Why is it that Americans seem able to be united only in times of tragedy or crisis? An experience like the terrible attempt on the life of President Reagan brings all people together in prayers for his recovery and outrage at the vicious attack on his life.

And that feeling cuts across the political spectrum. Even the most outspoken opponents of his economic program, including myself, like him as a human being, respect the office he holds, and abhor violence of any kind, especially violence of the sort we witnessed in Washington.

I want to back him when I think he is right. And I want to oppose him when I think he is wrong. I want the opportunity to educate him to my way of thinking and, if I fail, want to know that I must respect his views with the same tolerance with which he must respect mine.

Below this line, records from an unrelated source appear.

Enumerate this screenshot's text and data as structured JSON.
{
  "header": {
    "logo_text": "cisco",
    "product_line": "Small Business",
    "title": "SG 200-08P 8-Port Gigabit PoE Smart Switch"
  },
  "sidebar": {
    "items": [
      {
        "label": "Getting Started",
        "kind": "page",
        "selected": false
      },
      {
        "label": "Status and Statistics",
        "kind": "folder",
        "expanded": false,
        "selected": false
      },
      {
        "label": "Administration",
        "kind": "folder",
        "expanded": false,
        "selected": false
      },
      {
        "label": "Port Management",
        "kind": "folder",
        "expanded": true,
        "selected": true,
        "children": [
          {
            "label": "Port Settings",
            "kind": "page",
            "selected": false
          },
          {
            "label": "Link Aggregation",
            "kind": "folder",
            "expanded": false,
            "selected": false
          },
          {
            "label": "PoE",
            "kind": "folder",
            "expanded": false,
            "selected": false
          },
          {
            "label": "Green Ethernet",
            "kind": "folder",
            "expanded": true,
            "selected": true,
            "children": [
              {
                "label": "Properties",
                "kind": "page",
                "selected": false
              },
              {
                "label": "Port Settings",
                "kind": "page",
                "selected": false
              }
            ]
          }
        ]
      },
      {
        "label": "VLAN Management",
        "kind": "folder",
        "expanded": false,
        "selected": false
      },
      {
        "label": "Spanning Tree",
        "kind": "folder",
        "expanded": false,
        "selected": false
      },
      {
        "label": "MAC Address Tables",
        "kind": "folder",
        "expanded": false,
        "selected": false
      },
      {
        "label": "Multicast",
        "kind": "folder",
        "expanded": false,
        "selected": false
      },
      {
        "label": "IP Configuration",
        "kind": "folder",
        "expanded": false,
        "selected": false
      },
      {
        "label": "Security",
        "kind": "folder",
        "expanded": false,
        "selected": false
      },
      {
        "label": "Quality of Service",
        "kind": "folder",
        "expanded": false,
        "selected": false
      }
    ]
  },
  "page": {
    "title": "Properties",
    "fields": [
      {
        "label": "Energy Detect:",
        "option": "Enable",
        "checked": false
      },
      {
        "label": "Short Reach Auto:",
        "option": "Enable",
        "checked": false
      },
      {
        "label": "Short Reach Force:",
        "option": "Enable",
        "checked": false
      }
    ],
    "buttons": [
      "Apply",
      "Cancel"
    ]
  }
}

And in a democracy, I do not want a man with a gun to deprive me of my president, for, right or wrong, he is my president and the symbol of my nation's authority and leadership. America chose Ronald Reagan to be its president, and all Americans want him to serve his term in the White House for the next four years.

The president is president of all of the people, and all of the people have a stake in his ability to discharge the functions of his office. We all have a stake in the stability of the government. We all realize that our freedoms are endangered when dangerous weapons in the hands of people with twisted minds replace the political process.

As one who has been the victim of a similar attack, I know what the president is going through, and he has my prayers and hopes for a complete recovery.